On the tablet side of things, the general approach has been for remote wiping, with solutions for Android tablets and the inbuilt “Find My iPhone” utility from Apple handling that kind of remote clearance relatively easily, as long as the unit’s actually connected online again. What, though, of a lost USB drive or laptop?
That’s where encryption — encoding your files so they can only be unlocked with a password — comes into play. An encrypted file will only unlock with the correct password, although some utilities may take that further if required for additional security layers.

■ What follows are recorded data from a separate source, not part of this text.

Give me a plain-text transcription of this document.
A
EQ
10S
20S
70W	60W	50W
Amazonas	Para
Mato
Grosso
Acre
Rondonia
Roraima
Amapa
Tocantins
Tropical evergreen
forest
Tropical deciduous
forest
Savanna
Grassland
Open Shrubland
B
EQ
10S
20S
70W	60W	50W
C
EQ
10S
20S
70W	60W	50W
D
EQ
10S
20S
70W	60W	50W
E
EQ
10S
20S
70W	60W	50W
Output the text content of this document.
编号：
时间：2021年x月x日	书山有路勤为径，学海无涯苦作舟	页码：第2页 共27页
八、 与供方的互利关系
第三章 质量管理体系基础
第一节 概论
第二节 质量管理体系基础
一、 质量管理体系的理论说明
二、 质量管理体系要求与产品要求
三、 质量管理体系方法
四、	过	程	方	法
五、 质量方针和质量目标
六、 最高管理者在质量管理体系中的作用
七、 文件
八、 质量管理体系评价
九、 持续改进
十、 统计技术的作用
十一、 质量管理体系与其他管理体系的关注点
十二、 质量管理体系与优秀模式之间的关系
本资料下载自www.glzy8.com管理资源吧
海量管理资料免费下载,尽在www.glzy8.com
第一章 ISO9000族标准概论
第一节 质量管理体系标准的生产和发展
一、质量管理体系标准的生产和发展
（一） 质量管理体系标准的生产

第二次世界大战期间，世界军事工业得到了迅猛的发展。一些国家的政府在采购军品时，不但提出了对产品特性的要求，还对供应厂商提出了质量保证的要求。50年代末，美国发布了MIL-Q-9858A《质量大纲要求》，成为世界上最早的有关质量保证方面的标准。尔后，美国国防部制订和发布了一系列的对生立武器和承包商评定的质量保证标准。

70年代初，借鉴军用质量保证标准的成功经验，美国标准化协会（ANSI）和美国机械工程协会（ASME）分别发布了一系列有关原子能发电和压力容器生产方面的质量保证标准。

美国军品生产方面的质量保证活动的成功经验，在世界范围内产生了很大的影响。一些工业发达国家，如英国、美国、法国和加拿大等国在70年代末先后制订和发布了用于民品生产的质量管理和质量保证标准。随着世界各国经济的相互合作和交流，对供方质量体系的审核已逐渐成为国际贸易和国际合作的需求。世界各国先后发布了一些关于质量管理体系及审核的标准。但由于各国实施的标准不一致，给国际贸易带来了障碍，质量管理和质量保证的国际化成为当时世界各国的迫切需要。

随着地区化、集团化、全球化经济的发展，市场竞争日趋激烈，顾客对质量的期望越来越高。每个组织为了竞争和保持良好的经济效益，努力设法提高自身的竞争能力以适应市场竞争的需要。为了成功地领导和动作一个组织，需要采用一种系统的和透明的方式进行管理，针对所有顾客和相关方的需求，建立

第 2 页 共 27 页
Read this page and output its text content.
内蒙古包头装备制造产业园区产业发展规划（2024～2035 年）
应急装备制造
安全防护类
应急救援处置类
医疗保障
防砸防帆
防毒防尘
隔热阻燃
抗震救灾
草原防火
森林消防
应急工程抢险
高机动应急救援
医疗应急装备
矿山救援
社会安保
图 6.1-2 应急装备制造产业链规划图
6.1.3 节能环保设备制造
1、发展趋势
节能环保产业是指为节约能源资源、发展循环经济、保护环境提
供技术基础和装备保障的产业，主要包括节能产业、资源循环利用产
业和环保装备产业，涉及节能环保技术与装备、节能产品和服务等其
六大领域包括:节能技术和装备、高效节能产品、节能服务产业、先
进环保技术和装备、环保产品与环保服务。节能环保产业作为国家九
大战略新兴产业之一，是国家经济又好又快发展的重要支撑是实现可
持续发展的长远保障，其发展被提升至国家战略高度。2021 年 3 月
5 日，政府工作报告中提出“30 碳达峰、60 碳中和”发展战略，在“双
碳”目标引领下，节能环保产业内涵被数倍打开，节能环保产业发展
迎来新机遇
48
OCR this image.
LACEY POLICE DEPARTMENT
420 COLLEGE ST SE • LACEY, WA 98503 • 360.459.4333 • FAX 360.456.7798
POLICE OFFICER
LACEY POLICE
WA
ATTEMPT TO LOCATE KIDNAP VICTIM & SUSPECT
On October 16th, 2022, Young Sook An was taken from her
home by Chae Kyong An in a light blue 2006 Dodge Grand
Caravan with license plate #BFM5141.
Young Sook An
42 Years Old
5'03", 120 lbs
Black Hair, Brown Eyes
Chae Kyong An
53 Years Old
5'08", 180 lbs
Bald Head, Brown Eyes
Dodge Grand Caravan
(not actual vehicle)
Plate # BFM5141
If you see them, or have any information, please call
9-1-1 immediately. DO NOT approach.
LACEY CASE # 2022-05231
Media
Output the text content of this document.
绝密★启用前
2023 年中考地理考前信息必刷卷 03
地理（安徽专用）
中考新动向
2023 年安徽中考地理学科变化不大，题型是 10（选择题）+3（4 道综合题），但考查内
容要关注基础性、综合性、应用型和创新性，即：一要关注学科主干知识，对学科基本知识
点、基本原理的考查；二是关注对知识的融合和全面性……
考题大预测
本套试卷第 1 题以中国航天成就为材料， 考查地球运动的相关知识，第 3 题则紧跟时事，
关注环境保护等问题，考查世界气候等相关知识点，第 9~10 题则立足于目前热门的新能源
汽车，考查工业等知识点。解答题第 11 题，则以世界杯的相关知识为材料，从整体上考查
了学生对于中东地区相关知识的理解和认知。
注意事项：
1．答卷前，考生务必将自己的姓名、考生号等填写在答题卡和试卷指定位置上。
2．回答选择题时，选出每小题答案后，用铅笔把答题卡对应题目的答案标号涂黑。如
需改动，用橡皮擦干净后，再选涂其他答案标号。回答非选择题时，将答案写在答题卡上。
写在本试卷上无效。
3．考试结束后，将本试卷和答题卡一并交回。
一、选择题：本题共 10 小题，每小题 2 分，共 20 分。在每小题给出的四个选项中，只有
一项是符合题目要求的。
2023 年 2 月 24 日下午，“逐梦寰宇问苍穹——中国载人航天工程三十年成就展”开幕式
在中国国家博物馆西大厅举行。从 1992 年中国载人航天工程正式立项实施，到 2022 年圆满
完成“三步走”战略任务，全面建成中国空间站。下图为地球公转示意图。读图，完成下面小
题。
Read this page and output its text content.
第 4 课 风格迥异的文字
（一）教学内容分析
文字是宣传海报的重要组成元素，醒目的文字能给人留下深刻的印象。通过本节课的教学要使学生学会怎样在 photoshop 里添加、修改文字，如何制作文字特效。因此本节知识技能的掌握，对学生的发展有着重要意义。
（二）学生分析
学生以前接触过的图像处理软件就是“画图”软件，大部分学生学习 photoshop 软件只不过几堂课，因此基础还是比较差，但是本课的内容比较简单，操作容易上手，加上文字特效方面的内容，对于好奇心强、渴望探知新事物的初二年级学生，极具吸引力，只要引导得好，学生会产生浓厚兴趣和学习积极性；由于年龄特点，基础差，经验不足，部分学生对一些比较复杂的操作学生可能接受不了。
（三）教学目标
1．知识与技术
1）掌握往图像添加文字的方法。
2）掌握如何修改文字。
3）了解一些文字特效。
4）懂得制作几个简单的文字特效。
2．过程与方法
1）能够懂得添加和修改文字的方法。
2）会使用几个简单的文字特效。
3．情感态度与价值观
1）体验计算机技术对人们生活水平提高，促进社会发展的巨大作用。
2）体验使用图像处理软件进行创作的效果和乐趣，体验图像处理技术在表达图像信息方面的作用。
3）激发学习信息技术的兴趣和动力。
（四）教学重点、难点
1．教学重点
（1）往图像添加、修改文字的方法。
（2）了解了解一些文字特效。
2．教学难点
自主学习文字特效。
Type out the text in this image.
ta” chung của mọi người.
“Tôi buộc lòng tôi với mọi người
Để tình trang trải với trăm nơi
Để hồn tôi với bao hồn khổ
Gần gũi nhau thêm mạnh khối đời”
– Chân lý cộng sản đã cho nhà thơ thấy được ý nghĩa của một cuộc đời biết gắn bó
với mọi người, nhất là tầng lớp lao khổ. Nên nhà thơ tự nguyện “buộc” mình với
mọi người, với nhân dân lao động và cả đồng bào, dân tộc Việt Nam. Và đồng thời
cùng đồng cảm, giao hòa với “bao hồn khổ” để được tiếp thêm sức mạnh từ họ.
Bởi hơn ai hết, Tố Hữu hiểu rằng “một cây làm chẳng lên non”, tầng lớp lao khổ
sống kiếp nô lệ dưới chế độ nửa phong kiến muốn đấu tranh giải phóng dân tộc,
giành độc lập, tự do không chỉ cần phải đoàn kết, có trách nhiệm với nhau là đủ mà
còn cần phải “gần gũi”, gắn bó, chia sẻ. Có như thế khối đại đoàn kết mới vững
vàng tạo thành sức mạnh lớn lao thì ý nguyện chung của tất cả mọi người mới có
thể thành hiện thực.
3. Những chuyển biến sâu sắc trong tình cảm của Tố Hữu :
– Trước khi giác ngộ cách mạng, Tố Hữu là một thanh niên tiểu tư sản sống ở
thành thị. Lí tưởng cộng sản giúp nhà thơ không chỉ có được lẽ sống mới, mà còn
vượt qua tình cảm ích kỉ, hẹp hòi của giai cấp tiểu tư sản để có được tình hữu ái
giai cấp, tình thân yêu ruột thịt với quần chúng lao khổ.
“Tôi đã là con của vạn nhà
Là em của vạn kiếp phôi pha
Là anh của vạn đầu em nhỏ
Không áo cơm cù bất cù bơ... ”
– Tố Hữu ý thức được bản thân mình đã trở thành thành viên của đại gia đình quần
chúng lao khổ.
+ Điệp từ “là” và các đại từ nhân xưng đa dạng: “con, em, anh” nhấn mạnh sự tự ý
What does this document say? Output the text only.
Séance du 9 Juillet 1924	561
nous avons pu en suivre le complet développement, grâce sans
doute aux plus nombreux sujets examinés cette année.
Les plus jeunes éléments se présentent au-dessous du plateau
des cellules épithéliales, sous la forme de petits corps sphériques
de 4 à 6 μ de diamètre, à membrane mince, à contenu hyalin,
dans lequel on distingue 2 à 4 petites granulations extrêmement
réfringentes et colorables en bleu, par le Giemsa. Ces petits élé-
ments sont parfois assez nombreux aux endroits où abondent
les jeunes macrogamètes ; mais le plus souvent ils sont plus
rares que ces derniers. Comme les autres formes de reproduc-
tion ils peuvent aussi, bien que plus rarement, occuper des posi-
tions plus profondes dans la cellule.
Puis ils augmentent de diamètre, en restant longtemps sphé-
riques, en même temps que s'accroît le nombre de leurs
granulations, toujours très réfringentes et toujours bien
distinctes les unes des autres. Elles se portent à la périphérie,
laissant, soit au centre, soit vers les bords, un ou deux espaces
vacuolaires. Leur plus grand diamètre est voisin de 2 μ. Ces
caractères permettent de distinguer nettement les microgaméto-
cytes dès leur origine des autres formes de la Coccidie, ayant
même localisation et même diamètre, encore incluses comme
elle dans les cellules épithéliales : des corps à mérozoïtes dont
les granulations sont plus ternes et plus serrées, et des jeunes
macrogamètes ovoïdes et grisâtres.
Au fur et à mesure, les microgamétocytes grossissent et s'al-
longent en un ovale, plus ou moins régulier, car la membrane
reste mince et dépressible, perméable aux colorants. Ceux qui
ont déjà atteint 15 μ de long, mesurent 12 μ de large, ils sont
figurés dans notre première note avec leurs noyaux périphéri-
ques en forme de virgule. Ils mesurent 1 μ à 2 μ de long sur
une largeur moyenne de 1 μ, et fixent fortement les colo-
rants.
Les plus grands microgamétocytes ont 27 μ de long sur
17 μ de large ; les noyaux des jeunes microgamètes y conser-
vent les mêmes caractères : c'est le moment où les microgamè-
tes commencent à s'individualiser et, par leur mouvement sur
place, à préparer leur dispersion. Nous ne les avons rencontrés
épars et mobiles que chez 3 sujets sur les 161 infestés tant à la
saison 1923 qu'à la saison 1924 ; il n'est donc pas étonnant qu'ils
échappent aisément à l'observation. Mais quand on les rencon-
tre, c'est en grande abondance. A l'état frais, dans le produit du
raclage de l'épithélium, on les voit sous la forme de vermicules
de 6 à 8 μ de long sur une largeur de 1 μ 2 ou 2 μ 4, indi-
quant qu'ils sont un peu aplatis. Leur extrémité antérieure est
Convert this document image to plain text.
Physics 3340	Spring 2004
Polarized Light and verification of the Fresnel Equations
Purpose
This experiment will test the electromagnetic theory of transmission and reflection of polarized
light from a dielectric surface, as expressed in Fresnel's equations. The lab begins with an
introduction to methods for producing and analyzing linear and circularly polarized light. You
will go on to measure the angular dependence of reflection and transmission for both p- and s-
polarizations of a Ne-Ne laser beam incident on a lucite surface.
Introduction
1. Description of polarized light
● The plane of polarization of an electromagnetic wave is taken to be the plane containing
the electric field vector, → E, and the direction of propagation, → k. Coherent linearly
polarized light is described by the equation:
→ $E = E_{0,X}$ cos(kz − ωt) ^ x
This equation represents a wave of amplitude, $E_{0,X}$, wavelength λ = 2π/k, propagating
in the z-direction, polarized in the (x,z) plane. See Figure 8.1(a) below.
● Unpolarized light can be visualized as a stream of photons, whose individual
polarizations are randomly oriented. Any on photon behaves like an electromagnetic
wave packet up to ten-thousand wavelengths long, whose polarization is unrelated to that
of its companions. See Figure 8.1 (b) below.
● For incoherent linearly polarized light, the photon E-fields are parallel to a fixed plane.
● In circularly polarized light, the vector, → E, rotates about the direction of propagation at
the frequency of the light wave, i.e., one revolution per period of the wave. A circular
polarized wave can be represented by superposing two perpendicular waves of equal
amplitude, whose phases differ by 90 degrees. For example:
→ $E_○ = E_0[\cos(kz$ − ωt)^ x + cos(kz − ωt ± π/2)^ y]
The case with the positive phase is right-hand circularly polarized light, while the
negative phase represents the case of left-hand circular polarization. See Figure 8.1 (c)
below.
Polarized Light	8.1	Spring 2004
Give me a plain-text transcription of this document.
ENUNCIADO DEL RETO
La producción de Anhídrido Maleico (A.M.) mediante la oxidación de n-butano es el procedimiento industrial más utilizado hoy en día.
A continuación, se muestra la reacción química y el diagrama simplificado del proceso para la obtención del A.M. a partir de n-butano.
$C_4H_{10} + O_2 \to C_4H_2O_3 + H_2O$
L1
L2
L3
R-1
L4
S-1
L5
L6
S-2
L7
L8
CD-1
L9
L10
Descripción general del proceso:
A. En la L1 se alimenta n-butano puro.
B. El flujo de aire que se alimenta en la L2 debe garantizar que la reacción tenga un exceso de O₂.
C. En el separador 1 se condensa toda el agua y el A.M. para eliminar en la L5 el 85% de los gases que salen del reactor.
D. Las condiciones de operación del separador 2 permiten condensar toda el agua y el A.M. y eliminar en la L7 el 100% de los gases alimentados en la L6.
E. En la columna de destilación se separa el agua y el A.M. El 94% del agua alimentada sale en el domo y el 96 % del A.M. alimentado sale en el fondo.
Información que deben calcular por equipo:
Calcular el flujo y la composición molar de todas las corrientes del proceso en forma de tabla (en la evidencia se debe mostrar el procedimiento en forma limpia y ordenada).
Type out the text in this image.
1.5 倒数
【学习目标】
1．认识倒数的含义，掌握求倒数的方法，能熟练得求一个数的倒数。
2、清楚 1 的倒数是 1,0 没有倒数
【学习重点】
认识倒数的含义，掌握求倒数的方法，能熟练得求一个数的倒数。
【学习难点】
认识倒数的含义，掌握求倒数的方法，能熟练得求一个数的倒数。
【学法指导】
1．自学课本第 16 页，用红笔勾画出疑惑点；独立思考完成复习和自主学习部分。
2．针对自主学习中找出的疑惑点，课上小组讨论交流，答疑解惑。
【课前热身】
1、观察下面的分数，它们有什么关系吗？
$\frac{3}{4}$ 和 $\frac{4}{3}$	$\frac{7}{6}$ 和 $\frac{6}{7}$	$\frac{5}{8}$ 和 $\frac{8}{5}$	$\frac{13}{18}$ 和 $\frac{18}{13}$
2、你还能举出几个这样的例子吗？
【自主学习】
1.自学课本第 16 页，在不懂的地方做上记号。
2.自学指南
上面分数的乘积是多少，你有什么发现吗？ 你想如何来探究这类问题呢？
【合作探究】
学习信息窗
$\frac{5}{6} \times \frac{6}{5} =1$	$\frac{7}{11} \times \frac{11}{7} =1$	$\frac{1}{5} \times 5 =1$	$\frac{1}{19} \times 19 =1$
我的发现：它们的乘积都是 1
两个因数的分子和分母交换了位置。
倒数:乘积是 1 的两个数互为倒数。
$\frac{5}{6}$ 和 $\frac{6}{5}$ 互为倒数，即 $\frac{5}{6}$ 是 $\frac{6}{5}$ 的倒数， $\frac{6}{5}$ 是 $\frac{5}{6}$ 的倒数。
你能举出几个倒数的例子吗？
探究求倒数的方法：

There are utilities such as TrueCrypt that can handle encryption of drives or partitions for you on older operating systems, but depending on your operating system choice, you may already have tools to hand; users of Windows 7 Ultimate or the Pro or Enterprise versions of Windows 8 get Bitlocker Drive Encryption, while Mac OS users can encrypt drives straight from the Finder. There is a small utility price to pay for encryption — you’ve got to have the time to encrypt files or drives, and if you do forget the password for anything encrypted it’s effectively lost; the current standard state of encryption doesn’t make it 100% bulletproof, but unless you’ve opted for a very short, very simple password it’d take decades of high computing power to crack. I wouldn’t say that every file you have needs to be encrypted per se, but it’s rather solidly something you should consider if the files you’re carrying contain information that you wouldn’t want to be broadly disseminated. That way if you do lose your laptop or external drive, you’re only looking at replacement cost for the hardware — something that’s usually cheaper and/or better than when you bought it — and not worrying about what’s being done with the data that was on that hardware.